En 2023, l'alerte "Dombes" a révélé une infection par le virus Séoul chez un homme nettoyant son garage dans l'Ain, rappelant que les rats urbains peuvent aussi transmettre la maladie. Outre-mer, la Guyane surveille de près le virus Maripa, responsable d'atteintes pulmonaires extrêmement graves.

Reconnaître les symptômes et l'atteinte rénale

Après une période d'incubation moyenne de 15 jours, allant parfois jusqu'à six semaines, l'infection se manifeste par un syndrome pseudo-grippal. Les patients ressentent une forte fièvre, de violents maux de tête et de fortes douleurs musculaires. En Europe, la forme dominante prend le nom de fièvre hémorragique à syndrome rénal (FHSR)
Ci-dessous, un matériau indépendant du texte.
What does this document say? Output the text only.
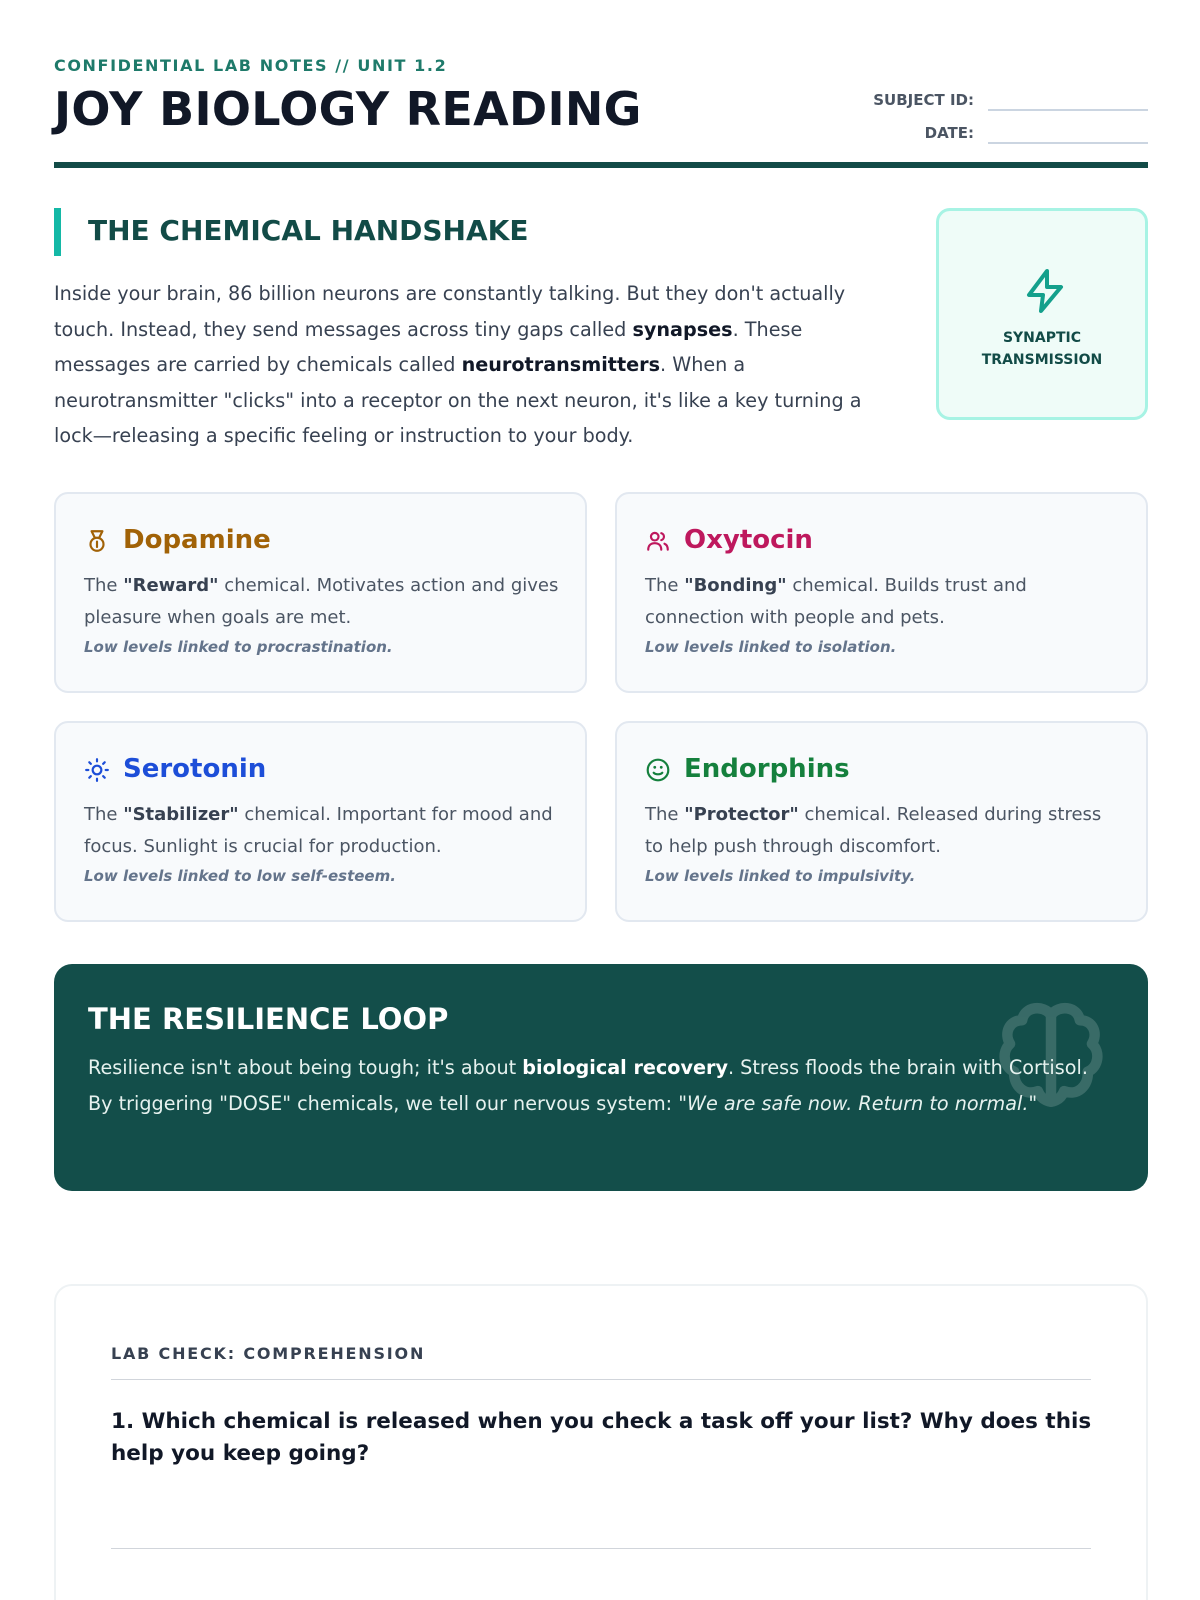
CONFIDENTIAL LAB NOTES // UNIT 1.2
JOY BIOLOGY READING	SUBJECT ID:
DATE:
THE CHEMICAL HANDSHAKE

Inside your brain, 86 billion neurons are constantly talking. But they don't actually touch. Instead, they send messages across tiny gaps called synapses. These messages are carried by chemicals called neurotransmitters. When a neurotransmitter "clicks" into a receptor on the next neuron, it's like a key turning a lock—releasing a specific feeling or instruction to your body.

SYNAPTIC
TRANSMISSION
Dopamine
The "Reward" chemical. Motivates action and gives pleasure when goals are met.
Low levels linked to procrastination.
Oxytocin
The "Bonding" chemical. Builds trust and connection with people and pets.
Low levels linked to isolation.
Serotonin
The "Stabilizer" chemical. Important for mood and focus. Sunlight is crucial for production.
Low levels linked to low self-esteem.
Endorphins
The "Protector" chemical. Released during stress to help push through discomfort.
Low levels linked to impulsivity.
THE RESILIENCE LOOP

Resilience isn't about being tough; it's about biological recovery. Stress floods the brain with Cortisol. By triggering "DOSE" chemicals, we tell our nervous system: "We are safe now. Return to normal."

LAB CHECK: COMPREHENSION
1. Which chemical is released when you check a task off your list? Why does this help you keep going?
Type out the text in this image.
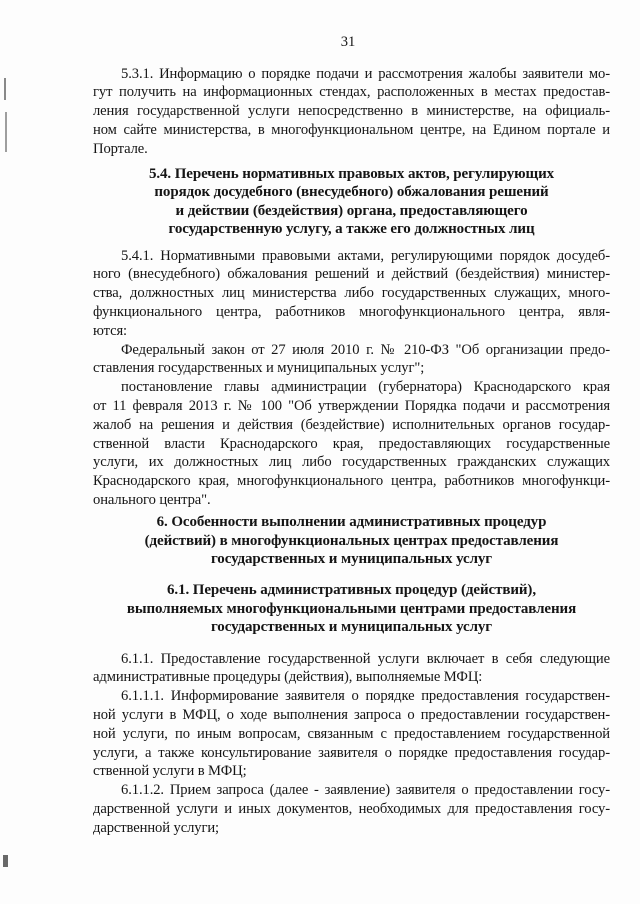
31
5.3.1. Информацию о порядке подачи и рассмотрения жалобы заявители мо-
гут получить на информационных стендах, расположенных в местах предостав-
ления государственной услуги непосредственно в министерстве, на официаль-
ном сайте министерства, в многофункциональном центре, на Едином портале и
Портале.
5.4. Перечень нормативных правовых актов, регулирующих
порядок досудебного (внесудебного) обжалования решений
и действии (бездействия) органа, предоставляющего
государственную услугу, а также его должностных лиц
5.4.1. Нормативными правовыми актами, регулирующими порядок досудеб-
ного (внесудебного) обжалования решений и действий (бездействия) министер-
ства, должностных лиц министерства либо государственных служащих, много-
функционального центра, работников многофункционального центра, явля-
ются:
Федеральный закон от 27 июля 2010 г. № 210-ФЗ "Об организации предо-
ставления государственных и муниципальных услуг";
постановление главы администрации (губернатора) Краснодарского края
от 11 февраля 2013 г. № 100 "Об утверждении Порядка подачи и рассмотрения
жалоб на решения и действия (бездействие) исполнительных органов государ-
ственной власти Краснодарского края, предоставляющих государственные
услуги, их должностных лиц либо государственных гражданских служащих
Краснодарского края, многофункционального центра, работников многофункци-
онального центра".
6. Особенности выполнении административных процедур
(действий) в многофункциональных центрах предоставления
государственных и муниципальных услуг
6.1. Перечень административных процедур (действий),
выполняемых многофункциональными центрами предоставления
государственных и муниципальных услуг
6.1.1. Предоставление государственной услуги включает в себя следующие
административные процедуры (действия), выполняемые МФЦ:
6.1.1.1. Информирование заявителя о порядке предоставления государствен-
ной услуги в МФЦ, о ходе выполнения запроса о предоставлении государствен-
ной услуги, по иным вопросам, связанным с предоставлением государственной
услуги, а также консультирование заявителя о порядке предоставления государ-
ственной услуги в МФЦ;
6.1.1.2. Прием запроса (далее - заявление) заявителя о предоставлении госу-
дарственной услуги и иных документов, необходимых для предоставления госу-
дарственной услуги;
Cette complication se traduit par des douleurs abdominales ou lombaires intenses et peut évoluer vers une insuffisance rénale aiguë nécessitant une hospitalisation. L'infection ne se transmet ni entre humains, ni par l'intermédiaire des chiens et chats. Consultez immédiatement en cas de fièvre brutale et de douleurs dorsales survenant dans les deux mois suivant une activité en forêt ou le nettoyage d'une remise.

3 étapes pour nettoyer sans s'exposer

Aucun vaccin ni traitement spécifique n'existe contre le hantavirus, la prévention demeure donc votre seule véritable arme face à la maladie. Pour sécuriser le nettoyage d'une grange, la manipulation de bois de chauffage ou l'entretien d'une dépendance, adoptez un protocole strict :

  • Nettoyez par mouillage : Ne balayez jamais à sec. Vaporisez une solution d'eau de Javel diluée pour plaquer la poussière au sol avant de désinfecter la zone.
  • Portez des protections : Équipez-vous systématiquement de gants imperméables et d'un masque respiratoire FFP2 pour empêcher l'inhalation de poussières infectées.
  • Sécurisez l'environnement : Bouchez les petites ouvertures de vos habitations, stockez vos denrées dans des récipients hermétiques et procédez à une dératisation complète si nécessaire.